—Oui, c’est ça. Est-ce qu’il vous faut des récompenses?

Il éclata de rire, et le chat de porcelaine chinoise, endormi sur son coussin, comprit que pas n’était besoin de se réveiller pour si peu. Les pinceaux étaient bientôt repris, et l’ascension aux cimes lointaines reprenait son cours.

Après l’évocation de l’œuvre immense où s’est lentement formée l’éducation de notre rétine moderne, comment ne pas nous reporter vers le maître ouvrier? L’homme a dépensé peut-être le meilleur de lui-même à s’exprimer par des images. A ces images de nous rendre, de lui, ce qu’elles en ont gardé. Car si nous pouvons inscrire notre passage, pour un temps, dans les tourmentes planétaires, où nous nous trouvons à la fois spectateurs et parties, rien ne saurait nous être plus précieux, pour nos déterminations de nous-mêmes, que les épreuves de gestes et de pensées où nos compagnons d’existence ont marqué les étapes des communes émotivités.

Du monde, nous ne connaissons que des résonances d’ondes aux tentacules de notre sensibilité. Pour ce qui est de nos essais de fixations des lumières mouvantes, ils remontent, comme chacun sait, aux dessins originels de la préhistoire. Ce fut une de nos premières appropriations du monde extérieur, et, depuis ce jour, nous n’avons pas cessé d’étendre, de développer nos conquêtes dans les invitations sans fin de l’espace et du temps.

Puisque ces tableaux qui passent à tous moments devant nos yeux sont la source vive de nos sensations du monde, et de nous-mêmes en retour, nous ne cessons d’y puiser les émotions subtiles d’une harmonie universelle qui couronne notre connaissance d’une auréole de beauté.

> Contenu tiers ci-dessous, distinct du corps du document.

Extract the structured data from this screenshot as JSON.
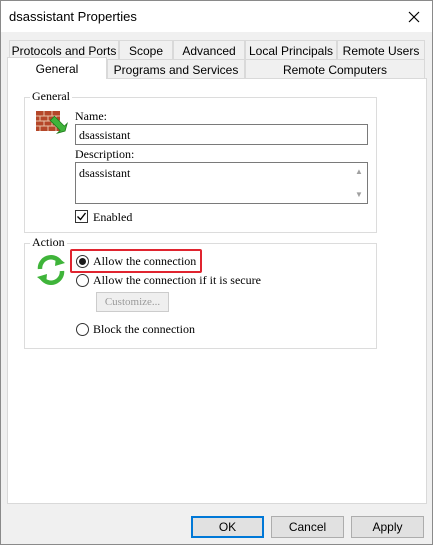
{
  "window": {
    "title": "dsassistant Properties"
  },
  "tabs_row1": [
    "Protocols and Ports",
    "Scope",
    "Advanced",
    "Local Principals",
    "Remote Users"
  ],
  "tabs_row2": [
    "General",
    "Programs and Services",
    "Remote Computers"
  ],
  "active_tab": "General",
  "general": {
    "label": "General",
    "name_label": "Name:",
    "name_value": "dsassistant",
    "description_label": "Description:",
    "description_value": "dsassistant",
    "enabled_label": "Enabled",
    "enabled_checked": true
  },
  "action": {
    "label": "Action",
    "options": [
      {
        "label": "Allow the connection",
        "selected": true
      },
      {
        "label": "Allow the connection if it is secure",
        "selected": false
      },
      {
        "label": "Block the connection",
        "selected": false
      }
    ],
    "customize_label": "Customize..."
  },
  "buttons": {
    "ok": "OK",
    "cancel": "Cancel",
    "apply": "Apply"
  },
  "colors": {
    "highlight": "#e0242f",
    "default_button_border": "#0078d7",
    "accent_green": "#3fb43a",
    "brick": "#b5472a"
  }
}
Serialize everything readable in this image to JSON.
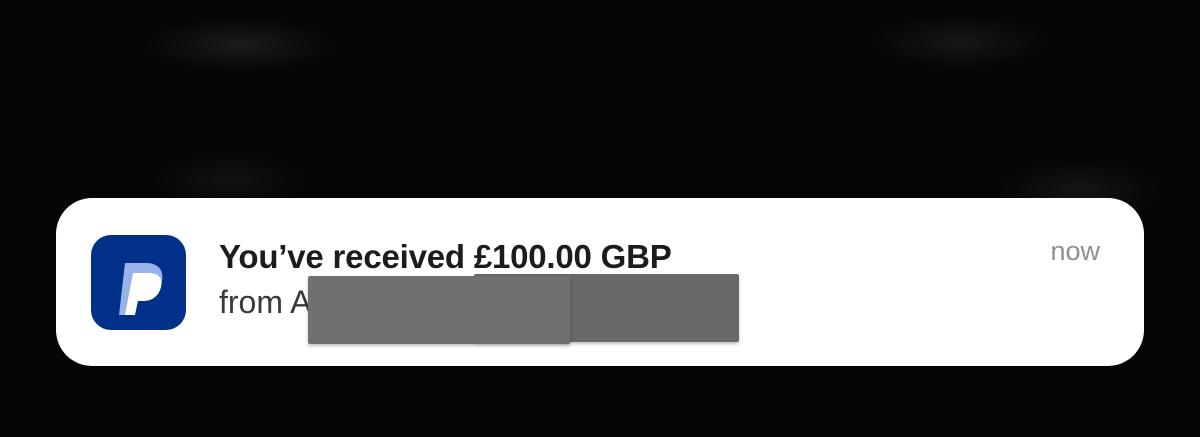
{
  "notification": {
    "app_icon": "paypal-icon",
    "title": "You’ve received £100.00 GBP",
    "body": "from A",
    "timestamp": "now"
  },
  "colors": {
    "app_icon_background": "#003087",
    "card_background": "#ffffff",
    "redaction": "#6b6b6b"
  }
}
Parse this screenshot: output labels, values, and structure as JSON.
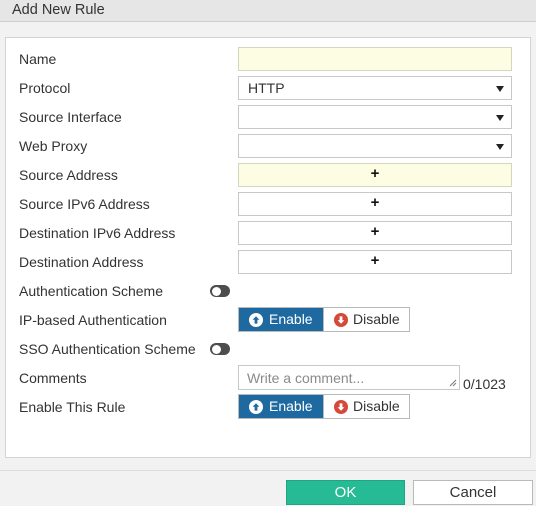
{
  "dialog": {
    "title": "Add New Rule"
  },
  "form": {
    "name_label": "Name",
    "name_value": "",
    "protocol_label": "Protocol",
    "protocol_value": "HTTP",
    "source_interface_label": "Source Interface",
    "source_interface_value": "",
    "web_proxy_label": "Web Proxy",
    "web_proxy_value": "",
    "source_address_label": "Source Address",
    "source_ipv6_label": "Source IPv6 Address",
    "dest_ipv6_label": "Destination IPv6 Address",
    "dest_address_label": "Destination Address",
    "add_symbol": "+",
    "auth_scheme_label": "Authentication Scheme",
    "auth_scheme_enabled": false,
    "ip_auth_label": "IP-based Authentication",
    "ip_auth_state": "Enable",
    "sso_auth_label": "SSO Authentication Scheme",
    "sso_auth_enabled": false,
    "comments_label": "Comments",
    "comments_placeholder": "Write a comment...",
    "comments_counter": "0/1023",
    "enable_rule_label": "Enable This Rule",
    "enable_rule_state": "Enable"
  },
  "segmented": {
    "enable_label": "Enable",
    "disable_label": "Disable"
  },
  "footer": {
    "ok_label": "OK",
    "cancel_label": "Cancel"
  },
  "colors": {
    "accent_blue": "#1e6aa0",
    "ok_green": "#26bb94",
    "disable_red": "#d44a3a",
    "required_field_bg": "#fdfde3"
  },
  "icons": {
    "dropdown": "caret-down-icon",
    "add": "plus-icon",
    "enable": "arrow-up-circle-icon",
    "disable": "arrow-down-circle-icon",
    "toggle": "toggle-switch-icon",
    "resize": "resize-handle-icon"
  }
}
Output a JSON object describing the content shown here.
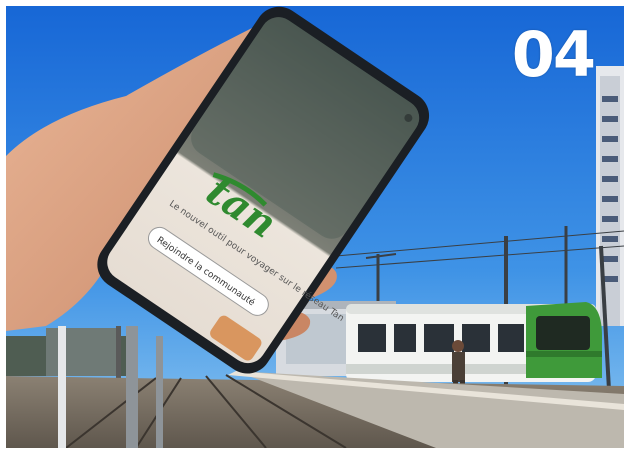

Cependant, des états de lumière se succéderont de toutes parts, grâce aux décompositions et recompositions du spectre des couleurs. Et l’interprétation sensorielle du peintre acceptera le corps à corps avec les spectacles du monde pour exprimer des formes par le moyen de lignes qui n’existent pas dans la nature, et des états de lumière par des juxtapositions ou des superpositions de couleurs qui ne seront jamais que de fuyantes compositions.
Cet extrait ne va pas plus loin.